A common problem with launching new products is one of
reaching a decision as to what options, and how many options one offers. Whilst a company may
be anxious to meet the needs of as many market segments as possible, it has to ensure that the
segment is large enough to enable him to make a profit. It is always easier to add products to the
product line but much more difficult to decide which models should be deleted. One technique for
evaluating the options which are likely to prove successful is the unity-sum-gain approach.

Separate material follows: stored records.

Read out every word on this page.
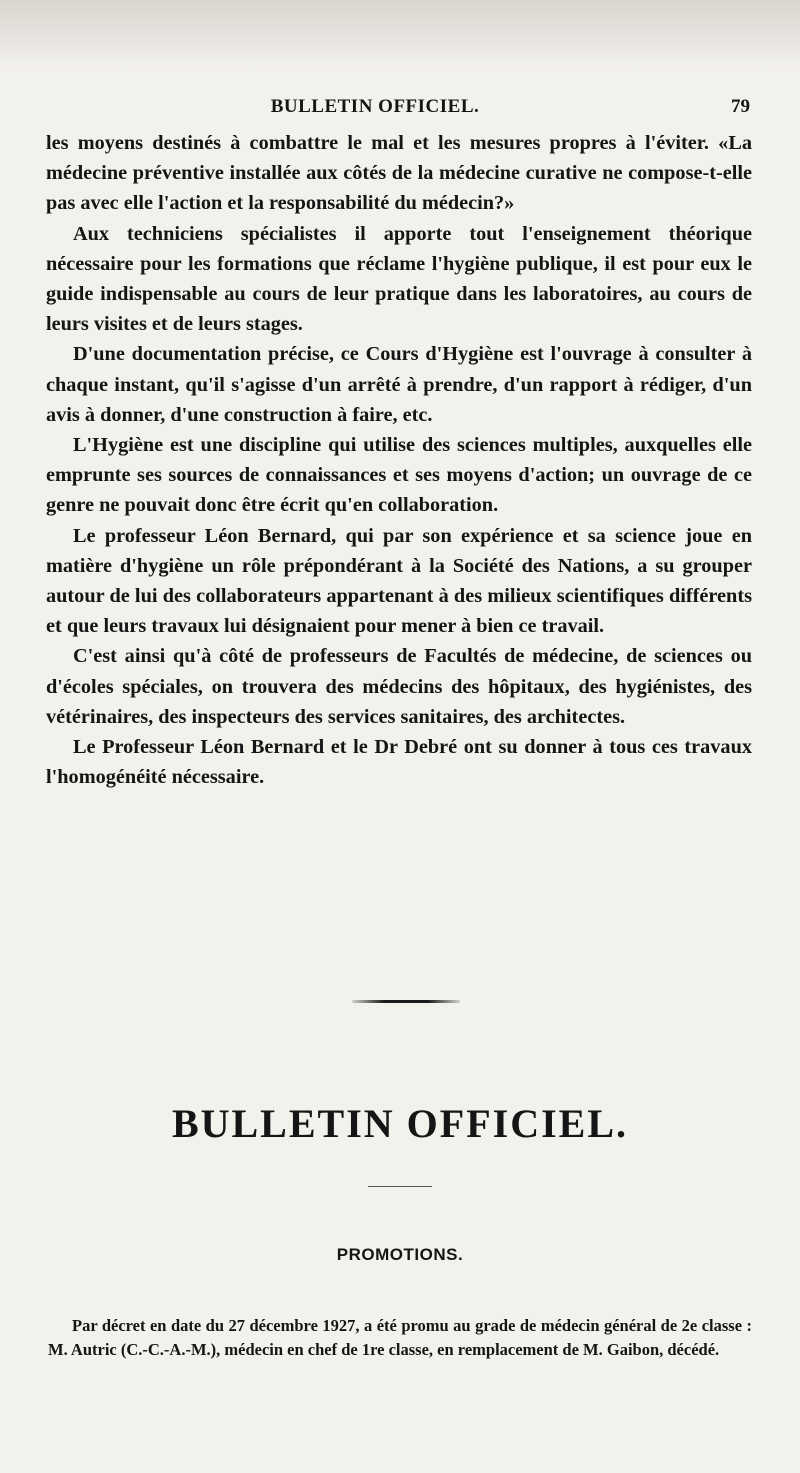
BULLETIN OFFICIEL.	79

les moyens destinés à combattre le mal et les mesures propres à l'éviter. «La médecine préventive installée aux côtés de la médecine curative ne compose-t-elle pas avec elle l'action et la responsabilité du médecin?»

Aux techniciens spécialistes il apporte tout l'enseignement théorique nécessaire pour les formations que réclame l'hygiène publique, il est pour eux le guide indispensable au cours de leur pratique dans les laboratoires, au cours de leurs visites et de leurs stages.

D'une documentation précise, ce Cours d'Hygiène est l'ouvrage à consulter à chaque instant, qu'il s'agisse d'un arrêté à prendre, d'un rapport à rédiger, d'un avis à donner, d'une construction à faire, etc.

L'Hygiène est une discipline qui utilise des sciences multiples, auxquelles elle emprunte ses sources de connaissances et ses moyens d'action; un ouvrage de ce genre ne pouvait donc être écrit qu'en collaboration.

Le professeur Léon Bernard, qui par son expérience et sa science joue en matière d'hygiène un rôle prépondérant à la Société des Nations, a su grouper autour de lui des collaborateurs appartenant à des milieux scientifiques différents et que leurs travaux lui désignaient pour mener à bien ce travail.

C'est ainsi qu'à côté de professeurs de Facultés de médecine, de sciences ou d'écoles spéciales, on trouvera des médecins des hôpitaux, des hygiénistes, des vétérinaires, des inspecteurs des services sanitaires, des architectes.

Le Professeur Léon Bernard et le Dr Debré ont su donner à tous ces travaux l'homogénéité nécessaire.

BULLETIN OFFICIEL.
PROMOTIONS.

Par décret en date du 27 décembre 1927, a été promu au grade de médecin général de 2e classe : M. Autric (C.-C.-A.-M.), médecin en chef de 1re classe, en remplacement de M. Gaibon, décédé.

The procedure is to begin with a list of features which might possibly be offered as ‘options’ on the
product, and alongside each you list its retail cost. A third column is constructed and this forms an
index of the relative prices of each of the items. The table below will help clarify the procedure. For
the purposes of this example the basic reaper is priced at $20,000 and some possible ‘extras’ are
listed along with their prices.
The total value of these hypothetical ‘extras’ is $7,460 but the researcher tells the farmer he has an
equally hypothetical $3,950 or similar sum. The important thing is that he should have considerably
less hypothetical money to spend than the total value of the alternative product features. In this
way the farmer is encouraged to reveal his preferences by allowing researchers to observe how he
trades one additional benefit off against another. For example, would he prefer a side rake
attachment on a 3 metre head rather than have a transporter trolley on either a standard or 2.5m
wide head? The farmer has to be told that any unspent money cannot be retained by him so he
should seek the best value-for-money he can get.
In cases where the researcher believes that mentioning specific prices might introduce some form
of bias into the results, then the index can be used instead. This is constructed by taking the price
of each item over the total of $ 7,460 and multiplying by 100. Survey respondents might then be
given a maximum of 60 points and then, as before, are asked how they would spend these 60
points. In this crude example the index numbers are not too easy to work with for most
respondents, so one would round them as has been done in the adjusted column. It is the relative
and not the absolute value of the items which is important so the precision of the rounding need
not overly concern us.
Figure 3.6 The unity-sum-gain technique
Item Additional Cost ($s) Index Adjusted Index
2.5 wide rather than standard 2m 2,000 27 30
Self lubricating chain rather than belt 200 47 50
Side rake attachment 350 5 10
Polymer heads rather than steel 250 3 5
Double rather than single edged cutters 210 2.5 5
Transporter trolley for reaper attachment 650 9 10
Automatic levelling of table 300 4 5
The unity-sum-gain technique is useful for determining which product features are more important
to farmers. The design of the final market version of the product can then reflect the farmers’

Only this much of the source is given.